Open Yoric opened 5 years ago
Quick test with https://github.com/Yoric/binjs-ref/tree/entropy-0.4-embed and dictionary depth = 4
This is untested code.
File | raw | brotli | size vs master |
---|---|---|---|
js | 43134534 | 8016723 | 1 |
binjs | 10492698 | 10390535 | 1.1541068761235 |
floats.content | 336910 | 110130 | 1 |
floats.prelude | 126094 | 72487 | 1 |
identifier_names.content | 1136755 | 109247 | 0.109511689754136 |
identifier_names.prelude | 82185 | 51915 | 0.98087932435241 |
identifier_names_len.prelude | 25953 | 15604 | 0.987220043021637 |
interface_names.content | 583439 | 187726 | |
interface_names.prelude | 382683 | 125190 | |
interface_names_len.prelude | 20871 | 22379 | |
list_lengths.content | 1985830 | 550497 | 1 |
list_lengths.prelude | 10284 | 12132 | 1 |
main.entropy | 4638825 | 4641116 | 2.66085928528388 |
probabilities.prelude | 9157740 | 627889 | |
probabilities_len.prelude | 208540 | 122010 | |
property_keys.content | 2756485 | 230093 | 0.233311532592108 |
property_keys.prelude | 2899115 | 894790 | 0.885219887793069 |
property_keys_len.prelude | 201946 | 128929 | 0.891989124193136 |
string_enums.content | 28186 | 15093 | |
string_enums.prelude | 11260 | 12777 | |
string_enums_len.prelude | 5448 | 6273 | |
string_literals.content | 5468049 | 153240 | 0.174870421975885 |
string_literals.prelude | 5978408 | 1834340 | 0.928292334607095 |
string_literals_len.prelude | 364302 | 233533 | 0.931780186808495 |
unsigned_longs.content | 449125 | 91089 | 1 |
unsigned_longs.prelude | 4489 | 6337 | 1 |
I'm tracking a bug that increase a lot the amount of data we write to *.prelude.
Latest version
File | raw | brotli | size vs master |
---|---|---|---|
js | 43134534 | 8016723 | 1 |
binjs | 8073786 | 8026568 | 0.891534201123702 |
floats.content | 363023 | 154625 | 1.40402251884137 |
floats.prelude | 126094 | 72487 | 1 |
identifier_names.content | 2524124 | 997583 | 1 |
identifier_names.prelude | 86304 | 52927 | 1 |
identifier_names_len.prelude | 26637 | 15806 | 1 |
interface_names.content | 770395 | 254665 | |
interface_names.prelude | 388429 | 126610 | |
interface_names_len.prelude | 21193 | 22707 | |
list_lengths.content | 1986159 | 549604 | 0.998377829488626 |
list_lengths.prelude | 10284 | 12132 | 1 |
main.entropy | 1678455 | 1680352 | 0.963384716465898 |
probabilities.prelude | 946975 | 292452 | |
probabilities_len.prelude | 175284 | 76101 | |
property_keys.content | 1630992 | 986205 | 1 |
property_keys.prelude | 3150015 | 1010811 | 1 |
property_keys_len.prelude | 220936 | 144541 | 1 |
string_enums.content | 35874 | 26162 | |
string_enums.prelude | 11977 | 13416 | |
string_enums_len.prelude | 5691 | 6459 | |
string_literals.content | 2461767 | 1580965 | 1.80412435838623 |
string_literals.prelude | 6205428 | 1976037 | 1 |
string_literals_len.prelude | 380515 | 250631 | 1 |
unsigned_longs.content | 449125 | 96130 | 1.05534147921264 |
unsigned_longs.prelude | 4489 | 6337 | 1 |
We still embed much data that I'm pretty sure we don't need, but we're now within 1% of brotli.

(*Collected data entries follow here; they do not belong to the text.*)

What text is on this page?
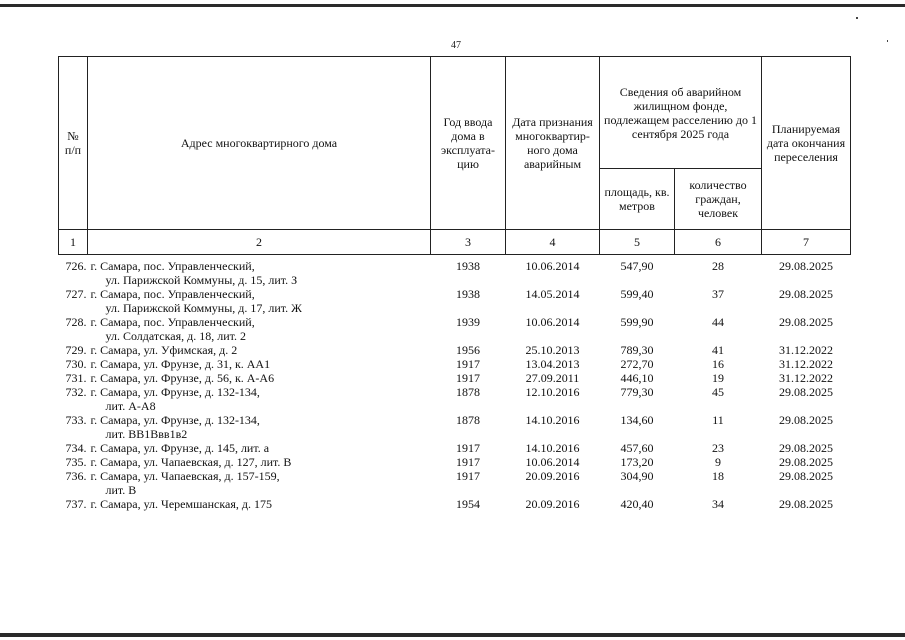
47
№ п/п	Адрес многоквартирного дома	Год ввода дома в эксплуата-цию	Дата признания многоквартир-ного дома аварийным	Сведения об аварийном жилищном фонде, подлежащем расселению до 1 сентября 2025 года		Планируемая дата окончания переселения
				площадь, кв. метров	количество граждан, человек	
1	2	3	4	5	6	7
726.	г. Самара, пос. Управленческий,
ул. Парижской Коммуны, д. 15, лит. З	1938	10.06.2014	547,90	28	29.08.2025
727.	г. Самара, пос. Управленческий,
ул. Парижской Коммуны, д. 17, лит. Ж	1938	14.05.2014	599,40	37	29.08.2025
728.	г. Самара, пос. Управленческий,
ул. Солдатская, д. 18, лит. 2	1939	10.06.2014	599,90	44	29.08.2025
729.	г. Самара, ул. Уфимская, д. 2	1956	25.10.2013	789,30	41	31.12.2022
730.	г. Самара, ул. Фрунзе, д. 31, к. АА1	1917	13.04.2013	272,70	16	31.12.2022
731.	г. Самара, ул. Фрунзе, д. 56, к. А-А6	1917	27.09.2011	446,10	19	31.12.2022
732.	г. Самара, ул. Фрунзе, д. 132-134,
лит. А-А8	1878	12.10.2016	779,30	45	29.08.2025
733.	г. Самара, ул. Фрунзе, д. 132-134,
лит. ВВ1Ввв1в2	1878	14.10.2016	134,60	11	29.08.2025
734.	г. Самара, ул. Фрунзе, д. 145, лит. а	1917	14.10.2016	457,60	23	29.08.2025
735.	г. Самара, ул. Чапаевская, д. 127, лит. В	1917	10.06.2014	173,20	9	29.08.2025
736.	г. Самара, ул. Чапаевская, д. 157-159,
лит. В	1917	20.09.2016	304,90	18	29.08.2025
737.	г. Самара, ул. Черемшанская, д. 175	1954	20.09.2016	420,40	34	29.08.2025
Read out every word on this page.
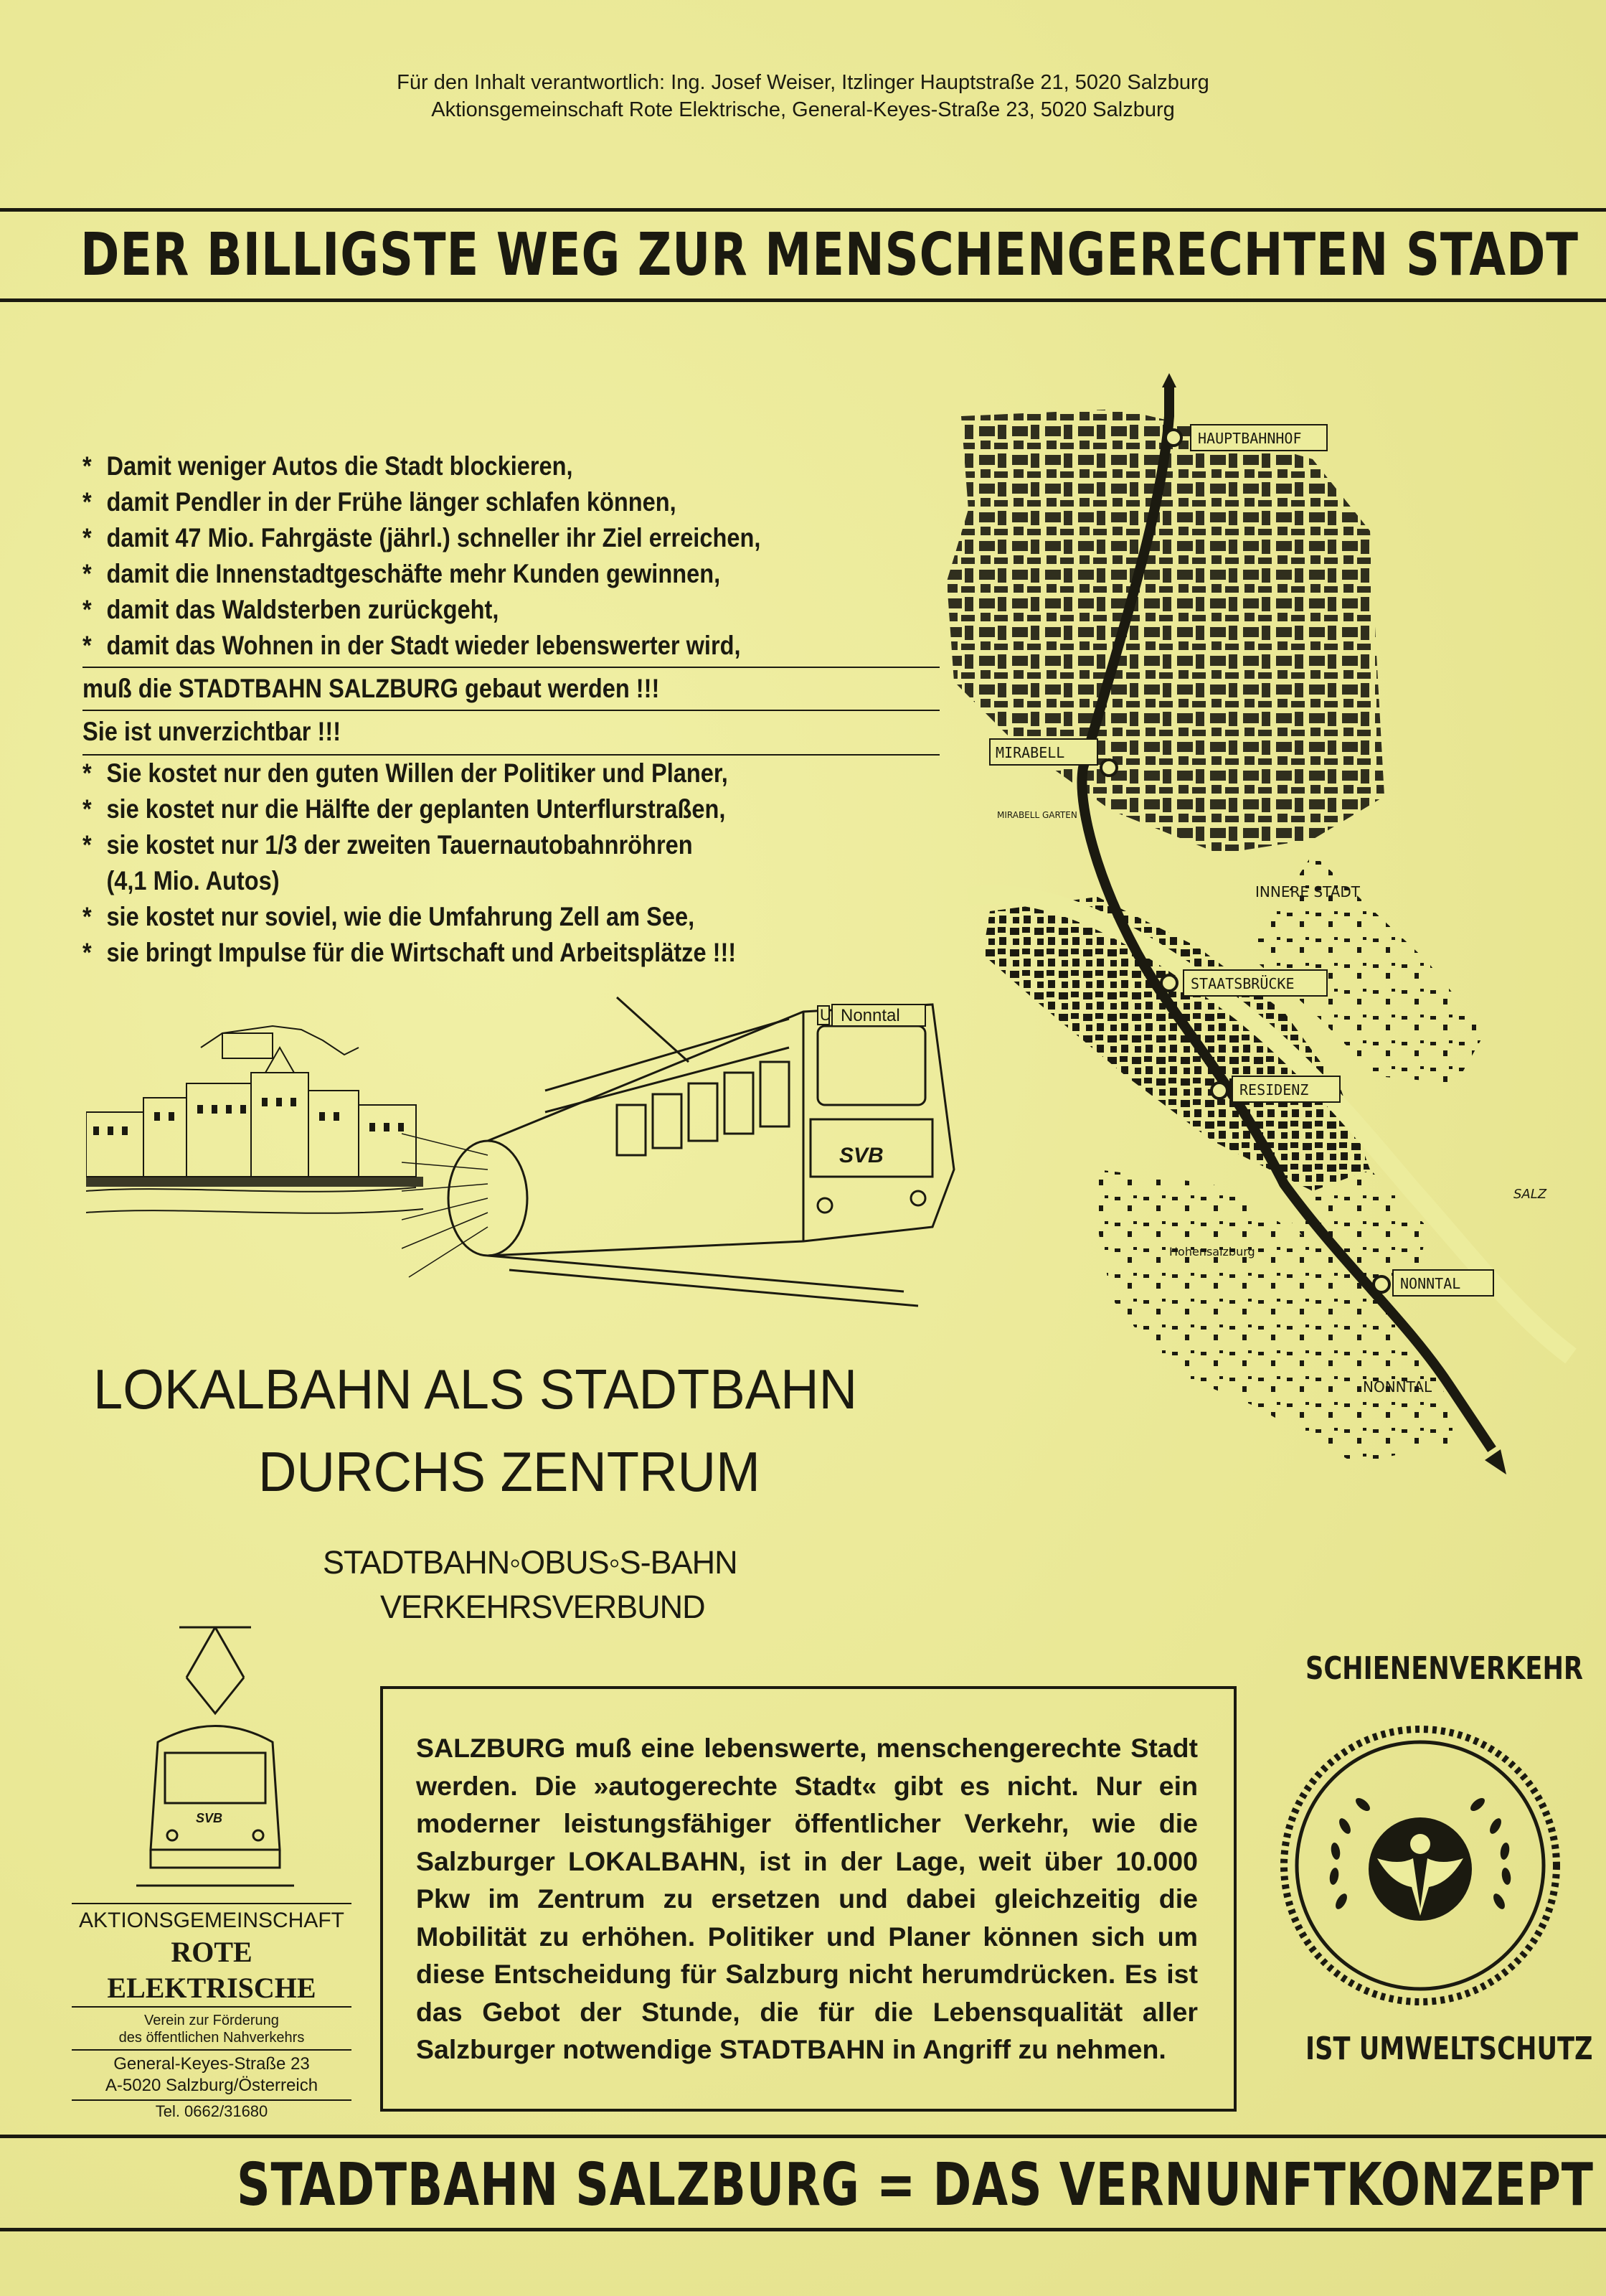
Für den Inhalt verantwortlich: Ing. Josef Weiser, Itzlinger Hauptstraße 21, 5020 Salzburg
Aktionsgemeinschaft Rote Elektrische, General-Keyes-Straße 23, 5020 Salzburg
DER BILLIGSTE WEG ZUR MENSCHENGERECHTEN STADT
* Damit weniger Autos die Stadt blockieren,
* damit Pendler in der Frühe länger schlafen können,
* damit 47 Mio. Fahrgäste (jährl.) schneller ihr Ziel erreichen,
* damit die Innenstadtgeschäfte mehr Kunden gewinnen,
* damit das Waldsterben zurückgeht,
* damit das Wohnen in der Stadt wieder lebenswerter wird,
muß die STADTBAHN SALZBURG gebaut werden !!!
Sie ist unverzichtbar !!!
* Sie kostet nur den guten Willen der Politiker und Planer,
* sie kostet nur die Hälfte der geplanten Unterflurstraßen,
* sie kostet nur 1/3 der zweiten Tauernautobahnröhren
(4,1 Mio. Autos)
* sie kostet nur soviel, wie die Umfahrung Zell am See,
* sie bringt Impulse für die Wirtschaft und Arbeitsplätze !!!
HAUPTBAHNHOF
MIRABELL
STAATSBRÜCKE
RESIDENZ
NONNTAL
INNERE STADT
NONNTAL
Hohensalzburg
MIRABELL GARTEN
SALZ
U Nonntal
SVB
LOKALBAHN ALS STADTBAHN
DURCHS ZENTRUM
STADTBAHN◦OBUS◦S-BAHN
VERKEHRSVERBUND
SVB
AKTIONSGEMEINSCHAFT
ROTE ELEKTRISCHE
Verein zur Förderung
des öffentlichen Nahverkehrs
General-Keyes-Straße 23
A-5020 Salzburg/Österreich
Tel. 0662/31680
SALZBURG muß eine lebenswerte, menschengerechte Stadt werden. Die »autogerechte Stadt« gibt es nicht. Nur ein moderner leistungsfähiger öffentlicher Verkehr, wie die Salzburger LOKALBAHN, ist in der Lage, weit über 10.000 Pkw im Zentrum zu ersetzen und dabei gleichzeitig die Mobilität zu erhöhen. Politiker und Planer können sich um diese Entscheidung für Salzburg nicht herumdrücken. Es ist das Gebot der Stunde, die für die Lebensqualität aller Salzburger notwendige STADTBAHN in Angriff zu nehmen.
SCHIENENVERKEHR
IST UMWELTSCHUTZ
STADTBAHN SALZBURG = DAS VERNUNFTKONZEPT
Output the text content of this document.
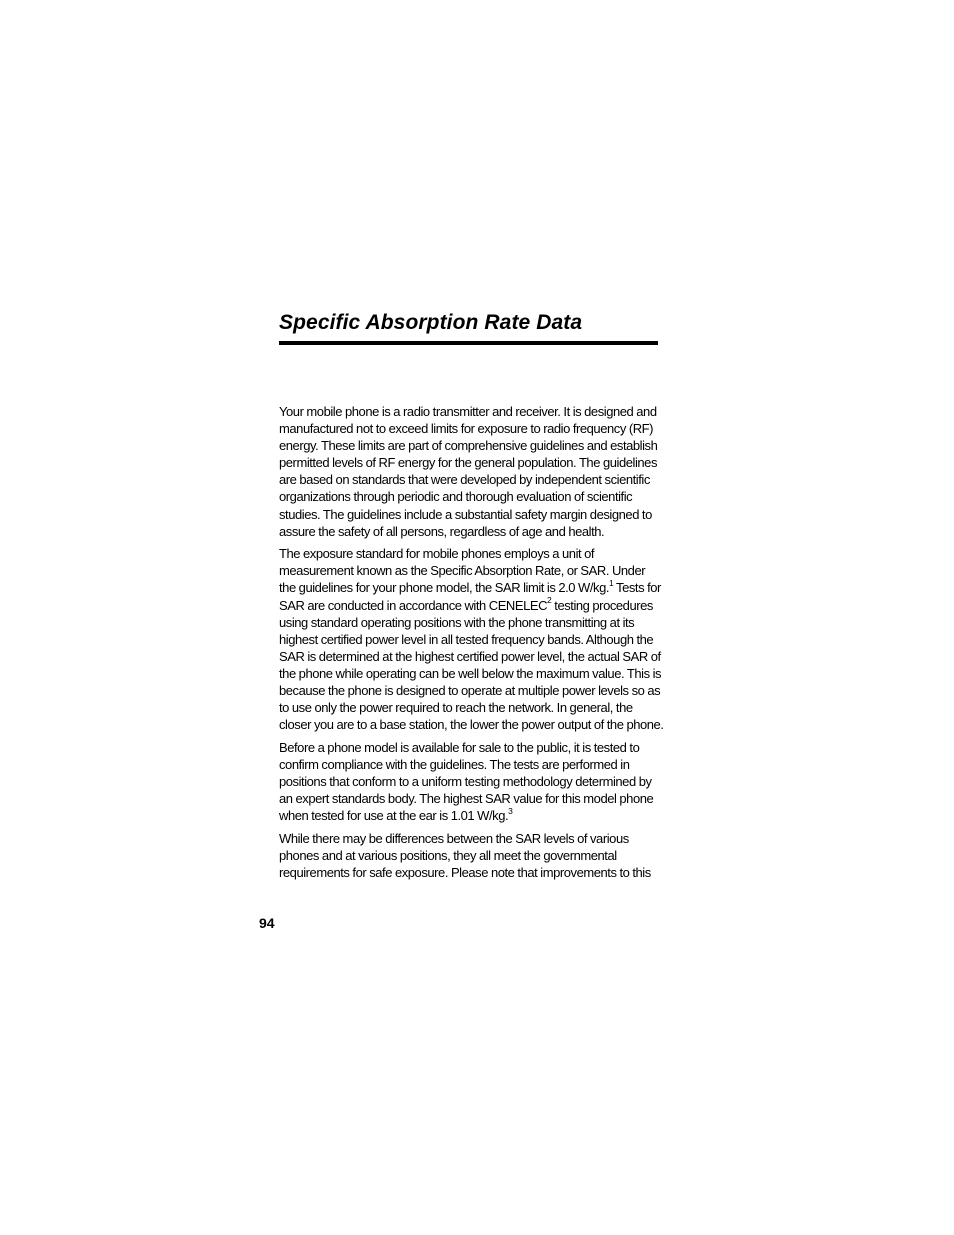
Specific Absorption Rate Data

Your mobile phone is a radio transmitter and receiver. It is designed and manufactured not to exceed limits for exposure to radio frequency (RF) energy. These limits are part of comprehensive guidelines and establish permitted levels of RF energy for the general population. The guidelines are based on standards that were developed by independent scientific organizations through periodic and thorough evaluation of scientific studies. The guidelines include a substantial safety margin designed to assure the safety of all persons, regardless of age and health.

The exposure standard for mobile phones employs a unit of measurement known as the Specific Absorption Rate, or SAR. Under the guidelines for your phone model, the SAR limit is 2.0 W/kg.$^1$ Tests for SAR are conducted in accordance with CENELEC$^2$ testing procedures using standard operating positions with the phone transmitting at its highest certified power level in all tested frequency bands. Although the SAR is determined at the highest certified power level, the actual SAR of the phone while operating can be well below the maximum value. This is because the phone is designed to operate at multiple power levels so as to use only the power required to reach the network. In general, the closer you are to a base station, the lower the power output of the phone.

Before a phone model is available for sale to the public, it is tested to confirm compliance with the guidelines. The tests are performed in positions that conform to a uniform testing methodology determined by an expert standards body. The highest SAR value for this model phone when tested for use at the ear is 1.01 W/kg.$^3$

While there may be differences between the SAR levels of various phones and at various positions, they all meet the governmental requirements for safe exposure. Please note that improvements to this

94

Pending roundtrip.
Latest version, depth 1, trying to use as much as possible the same protocol as https://github.com/binast/binjs-fbssdc/issues/2.
$ cargo run --release --example sample_directory -- --in tests/data/facebook/single/ --sampling 0.2 --depth 1 --follow-symlinks false --min-size 0 --dictionary-threshold 0
binjs/brotli: 1.05
$ cargo run --release --example sample_directory -- --in ~/Downloads/scrap/ --sampling 0.2 --depth 1 --follow-symlinks false --min-size 0 --dictionary-threshold 0
binjs/brotli: 1.03
In #293, we have a mechanism to embed probability tables in the prelude. It actually seems to indicate that probability tables don't take that much space.
Could we possibly improve our compression results by giving up on the idea of shared probability tables and rather embedding the probability tables in the file?